Three Bridges extended its reach in August 2005, resulting in the closure of the mechanical boxes at Horsham, Warnham and Holmwood. Warnham level crossing, at the time worked manually from Warnham 'box, was converted to MSL. To control the line, a new panel (Panel 7) was built at Three Bridges, and the Crawley- Faygate section of Panel 4 was moved to 7. The simulation replicates the panel as it was at this time.
Littlehaven crossing box closed in October 2012, and the crossing controlled via CCTV from Three Bridges.

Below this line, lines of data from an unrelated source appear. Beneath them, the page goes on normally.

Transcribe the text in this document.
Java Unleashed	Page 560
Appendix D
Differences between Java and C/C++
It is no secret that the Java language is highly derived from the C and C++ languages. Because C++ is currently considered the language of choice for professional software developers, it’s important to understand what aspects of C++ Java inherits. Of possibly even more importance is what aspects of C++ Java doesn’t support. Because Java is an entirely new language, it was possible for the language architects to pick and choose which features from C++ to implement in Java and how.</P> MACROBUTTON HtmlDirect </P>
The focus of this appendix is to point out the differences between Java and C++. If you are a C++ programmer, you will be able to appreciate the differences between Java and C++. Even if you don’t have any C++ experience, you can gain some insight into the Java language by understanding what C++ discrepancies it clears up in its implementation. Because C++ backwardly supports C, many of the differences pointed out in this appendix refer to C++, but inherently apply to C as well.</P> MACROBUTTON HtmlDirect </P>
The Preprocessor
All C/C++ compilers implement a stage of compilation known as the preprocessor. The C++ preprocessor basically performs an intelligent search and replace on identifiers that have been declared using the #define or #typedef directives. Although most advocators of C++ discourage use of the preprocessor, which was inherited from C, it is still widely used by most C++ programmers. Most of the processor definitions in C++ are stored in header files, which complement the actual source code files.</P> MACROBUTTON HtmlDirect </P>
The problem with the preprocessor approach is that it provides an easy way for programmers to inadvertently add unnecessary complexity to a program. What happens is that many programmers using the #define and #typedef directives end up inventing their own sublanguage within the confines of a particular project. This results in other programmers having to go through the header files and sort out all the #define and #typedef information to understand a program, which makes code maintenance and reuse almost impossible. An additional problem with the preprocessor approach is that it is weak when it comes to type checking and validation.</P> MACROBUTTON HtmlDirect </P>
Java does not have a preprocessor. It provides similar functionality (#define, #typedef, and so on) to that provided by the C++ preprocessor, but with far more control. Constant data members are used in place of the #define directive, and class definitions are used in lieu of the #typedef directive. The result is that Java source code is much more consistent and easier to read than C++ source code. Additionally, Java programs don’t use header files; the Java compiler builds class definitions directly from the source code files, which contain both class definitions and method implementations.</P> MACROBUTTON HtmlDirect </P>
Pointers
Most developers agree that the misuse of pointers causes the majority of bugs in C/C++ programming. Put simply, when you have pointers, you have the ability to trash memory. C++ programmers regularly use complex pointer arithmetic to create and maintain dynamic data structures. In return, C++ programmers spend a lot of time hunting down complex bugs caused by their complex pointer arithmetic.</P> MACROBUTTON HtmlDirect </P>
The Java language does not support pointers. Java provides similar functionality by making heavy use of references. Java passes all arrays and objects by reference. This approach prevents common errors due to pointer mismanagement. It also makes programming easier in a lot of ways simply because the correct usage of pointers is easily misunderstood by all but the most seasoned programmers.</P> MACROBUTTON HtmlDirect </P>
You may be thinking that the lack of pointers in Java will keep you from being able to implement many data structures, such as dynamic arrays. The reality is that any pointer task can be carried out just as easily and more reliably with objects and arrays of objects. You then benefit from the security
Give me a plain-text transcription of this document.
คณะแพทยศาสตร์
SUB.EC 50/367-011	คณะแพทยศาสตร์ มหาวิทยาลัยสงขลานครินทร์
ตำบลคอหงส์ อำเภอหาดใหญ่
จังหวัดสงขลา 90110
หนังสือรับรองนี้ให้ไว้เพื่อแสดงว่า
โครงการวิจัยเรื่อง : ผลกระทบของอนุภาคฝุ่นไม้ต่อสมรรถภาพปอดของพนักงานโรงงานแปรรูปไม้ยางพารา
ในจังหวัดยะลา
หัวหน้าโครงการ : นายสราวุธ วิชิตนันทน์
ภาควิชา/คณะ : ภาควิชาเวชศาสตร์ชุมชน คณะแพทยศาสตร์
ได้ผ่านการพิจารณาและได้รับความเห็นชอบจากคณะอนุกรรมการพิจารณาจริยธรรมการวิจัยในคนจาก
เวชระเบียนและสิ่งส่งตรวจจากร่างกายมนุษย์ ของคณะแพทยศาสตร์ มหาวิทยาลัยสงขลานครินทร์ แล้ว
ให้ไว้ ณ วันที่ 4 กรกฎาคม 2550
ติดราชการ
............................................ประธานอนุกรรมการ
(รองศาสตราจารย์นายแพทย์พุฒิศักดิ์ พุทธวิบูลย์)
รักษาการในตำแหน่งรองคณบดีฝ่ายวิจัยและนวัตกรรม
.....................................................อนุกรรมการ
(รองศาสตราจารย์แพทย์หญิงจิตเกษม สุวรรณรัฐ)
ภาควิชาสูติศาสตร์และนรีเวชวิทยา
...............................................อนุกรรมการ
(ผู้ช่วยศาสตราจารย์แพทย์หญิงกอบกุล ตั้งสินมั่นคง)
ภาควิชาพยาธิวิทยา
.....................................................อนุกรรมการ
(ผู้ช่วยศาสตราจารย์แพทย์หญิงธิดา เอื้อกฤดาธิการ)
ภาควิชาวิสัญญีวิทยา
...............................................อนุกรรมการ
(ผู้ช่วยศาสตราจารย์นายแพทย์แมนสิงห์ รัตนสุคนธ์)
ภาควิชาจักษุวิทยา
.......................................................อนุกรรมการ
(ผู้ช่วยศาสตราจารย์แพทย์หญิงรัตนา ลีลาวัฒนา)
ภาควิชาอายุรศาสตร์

Three Bridges extended again in March 2014, resulting in the closure of Billingshurst, Pulborough and Amberley signal boxes, and bringing the end of mechanical signalling on the Mid-Sussex line. Panel 7 was expanded to cover the route, and photographs of the construction and installation of the panel can be found here . Panel 7 now fringes to Arundel.
Dorking signalbox, constructed in the distinctive art-deco style of the Southern Railway, remains in use to this day. The box retains its 44-lever Westinghouse frame, albeit now controlling colour light signals. The box is a remarkable survivor, sandwiched as it is between the giants of Wimbledon and Three Bridges ASCs.
The simulation replicates the original Three Bridges Panel 7, as well as Dorking signal box. The Three Bridges section was originally developed by Andy Greenland and Matt Cooper. At the same time, Dorking was being written by Noel Young as a stand-alone simulation. Noel subsequently took over the development of the Horsham section, and merged it with Dorking to create the simulation as released.
Horsham forms part of a set of simulations covering the Three Bridges area. Panels 5 & 6 are simulated in Brighton , with the remainder forming the Croydon and Gatwick simulations, which are still in development.